The pharmacokinetic parameters of obinutuzumab were evaluated in 678 patients with chronic lymphocytic leukemia (CLL) (50.4%) or non-Hodgkin lymphoma (B-cell lymphoma (BCL), 42.2%; diffuse large B-cell lymphoma (DLBCL), 4.4%; mantle cell lymphoma (MCL), 2.9%) from 4 clinical studies. Following obinutuzumab 1,000 mg IV on days 1, 8, and 15 of cycle 1 and 1,000 mg IV on day 1 of cycles 2 to 6, the steady-state mean AUC values were 9,943 microgram (mcg)/mL X hr (+/-4,908), 12,574 mcg/mL X hr (+/- 5,648), 12,626 mcg/mL X hr (+/-5,865), and 6,038 mcg/mL X hr (+/-3,028) in patients with CLL, BCL, DLBCL, and MCL, respectively, in an adjusted analysis.

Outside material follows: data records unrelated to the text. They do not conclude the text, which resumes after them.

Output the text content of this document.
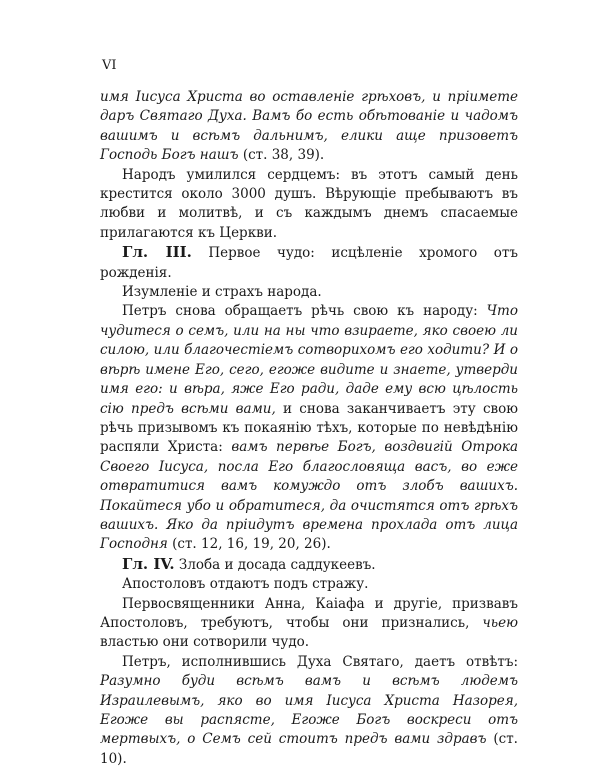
VI

имя Іисуса Христа во оставленіе грѣховъ, и пріимете даръ Святаго Духа. Вамъ бо есть обѣтованіе и чадомъ вашимъ и всѣмъ дальнимъ, елики аще призоветъ Господь Богъ нашъ (ст. 38, 39).

Народъ умилился сердцемъ: въ этотъ самый день крестится около 3000 душъ. Вѣрующіе пребываютъ въ любви и молитвѣ, и съ каждымъ днемъ спасаемые прилагаются къ Церкви.

Гл. III. Первое чудо: исцѣленіе хромого отъ рожденія.

Изумленіе и страхъ народа.

Петръ снова обращаетъ рѣчь свою къ народу: Что чудитеся о семъ, или на ны что взираете, яко своею ли силою, или благочестіемъ сотворихомъ его ходити? И о вѣрѣ имене Его, сего, егоже видите и знаете, утверди имя его: и вѣра, яже Его ради, даде ему всю цѣлость сію предъ всѣми вами, и снова заканчиваетъ эту свою рѣчь призывомъ къ покаянію тѣхъ, которые по невѣдѣнію распяли Христа: вамъ первѣе Богъ, воздвигій Отрока Своего Іисуса, посла Его благословяща васъ, во еже отвратитися вамъ комуждо отъ злобъ вашихъ. Покайтеся убо и обратитеся, да очистятся отъ грѣхъ вашихъ. Яко да пріидутъ времена прохлада отъ лица Господня (ст. 12, 16, 19, 20, 26).

Гл. IV. Злоба и досада саддукеевъ.

Апостоловъ отдаютъ подъ стражу.

Первосвященники Анна, Каіафа и другіе, призвавъ Апостоловъ, требуютъ, чтобы они признались, чьею властью они сотворили чудо.

Петръ, исполнившись Духа Святаго, даетъ отвѣтъ: Разумно буди всѣмъ вамъ и всѣмъ людемъ Израилевымъ, яко во имя Іисуса Христа Назорея, Егоже вы распясте, Егоже Богъ воскреси отъ мертвыхъ, о Семъ сей стоитъ предъ вами здравъ (ст. 10).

In another analysis that evaluated PK parameters in patients who received standard obinutuzumab dosing, the geometric mean Cmax was 466.3 mcg/mL (CV, 35%) in patients with CLL and the geometric mean Cmax values ranged from 513.4 to 676.4 in patients with follicular lymphoma (FL). Additionally, the geometric mean AUC was 8,701 mcg/mL X hr (CV, 51%) in patients with CLL and the geometric mean AUC values ranged from 10,088 to 11,362 mcg/mL X hr in patients with FL.

Pregnancy And Lactation
Pregnancy

Based on its mechanism of action and data from animal studies, fetal B-cell depletion may occur if obinutuzumab is administered during pregnancy. Advise pregnant women of the fetal risk associated with obinutuzumab treatment.There are no adequate or well-controlled studies of obinutuzumab in pregnant women; however, monoclonal antibodies are transferred across the placenta. Due to the potential for B-cell depletion, avoid giving live vaccines to neonates and infants exposed to obinutuzumab in utero until B-cell function returns. Opportunistic infections and immune responses against obinutuzumab were reported in the off-spring of pregnant cynomolgus monkeys who received weekly obinutuzumab doses that resulted in exposures of up to 2.4 times the exposure produced by the recommended human dose of 1,000 mg given monthly. Obinutuzumab was detected in the offspring and B cells were completely depleted at 28 days postpartum; within 6 months after birth, immune function was restored. No embryotoxic or teratogenic effects were observed in this study.

It is not known if obinutuzumab is secreted in human milk or if the drug has effects on the breastfed child or on milk production. Human IgG is secreted into human milk. Because of the potential of serious adverse reactions in the breastfed child, advise women to avoid breast-feeding during treatment and for 6 months after the last obinutuzumab dose.